Tomorrow we are planning on teaching English and then Sunday we are going to an HIV orphanage. I am very excited about that! I will do whatever they ask of me while I am here, but my passion lies with children so when we get the chance to work with them I am elated.

On another note, I have been reading a book by Charles Spurgeon called "How to Have Real Joy" and I just can't get enough of it! He is a very articulated author and just really makes things make sense. Being a Christian and knowing that Jesus died for us and that God loves us should produce enough pure joy in us to last a life time! If nothing else, that should make us wake up each day with a joyful song in our hearts. But how often we forget that! Pure joy comes from the Lord and is not dependent on our circumstances. It is there in the good times and the bad.

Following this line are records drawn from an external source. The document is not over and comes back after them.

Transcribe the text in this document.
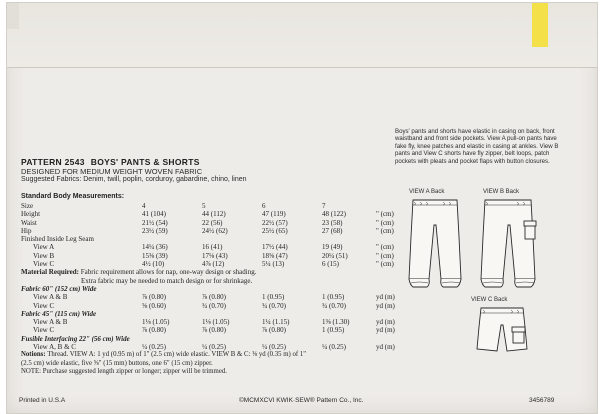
PATTERN 2543 BOYS' PANTS & SHORTS
DESIGNED FOR MEDIUM WEIGHT WOVEN FABRIC
Suggested Fabrics: Denim, twill, poplin, corduroy, gabardine, chino, linen
Standard Body Measurements:
Size	4	5	6	7
Height	41 (104)	44 (112)	47 (119)	48 (122)	" (cm)
Waist	21½ (54)	22 (56)	22½ (57)	23 (58)	" (cm)
Hip	23½ (59)	24½ (62)	25½ (65)	27 (68)	" (cm)
Finished Inside Leg Seam
View A	14¼ (36)	16 (41)	17½ (44)	19 (49)	" (cm)
View B	15⅜ (39)	17⅛ (43)	18⅝ (47)	20¼ (51)	" (cm)
View C	4½ (10)	4⅞ (12)	5¼ (13)	6 (15)	" (cm)
Material Required: Fabric requirement allows for nap, one-way design or shading.
Extra fabric may be needed to match design or for shrinkage.
Fabric 60" (152 cm) Wide
View A & B	⅞ (0.80)	⅞ (0.80)	1 (0.95)	1 (0.95)	yd (m)
View C	⅝ (0.60)	¾ (0.70)	¾ (0.70)	¾ (0.70)	yd (m)
Fabric 45" (115 cm) Wide
View A & B	1⅛ (1.05)	1⅛ (1.05)	1¼ (1.15)	1⅜ (1.30)	yd (m)
View C	⅞ (0.80)	⅞ (0.80)	⅞ (0.80)	1 (0.95)	yd (m)
Fusible Interfacing 22" (56 cm) Wide
View A, B & C	¼ (0.25)	¼ (0.25)	¼ (0.25)	¼ (0.25)	yd (m)
Notions: Thread. VIEW A: 1 yd (0.95 m) of 1" (2.5 cm) wide elastic. VIEW B & C: ⅜ yd (0.35 m) of 1"
(2.5 cm) wide elastic, five ⅝" (15 mm) buttons, one 6" (15 cm) zipper.
NOTE: Purchase suggested length zipper or longer; zipper will be trimmed.
Boys' pants and shorts have elastic in casing on back, front waistband and front side pockets. View A pull-on pants have fake fly, knee patches and elastic in casing at ankles. View B pants and View C shorts have fly zipper, belt loops, patch pockets with pleats and pocket flaps with button closures.
VIEW A Back	VIEW B Back
VIEW C Back
Printed in U.S.A	©MCMXCVI KWIK·SEW® Pattern Co., Inc.	3456789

There is a prayer in this book that I especially like so I thought I would put it on here. May it be your prayer as well as mine.
" Lord, help me to glorify you. I am poor; help me to glorify you by contentment. I am sick; help me to give you honor by my patience. I have talents; help me to extol you by using them for you. I have time, Lord; help me to redeem it, so that I may serve you. I have a heart to feel Lord; let that heart feel no love but Yours and glow with no flame but affection for You. I have a head to think Lord; help me to think of You. You have put me in this world for something, Lord; show me what it is and help me to work out my life's purpose, for I desire to say amen. I cannot do much; my amen is only a weak one. Yet, as the widow put in her two mites, which was all she had to live on Lord, I put my time and eternity into Your treasury. It is all Yours. Take it, and thus I say amen."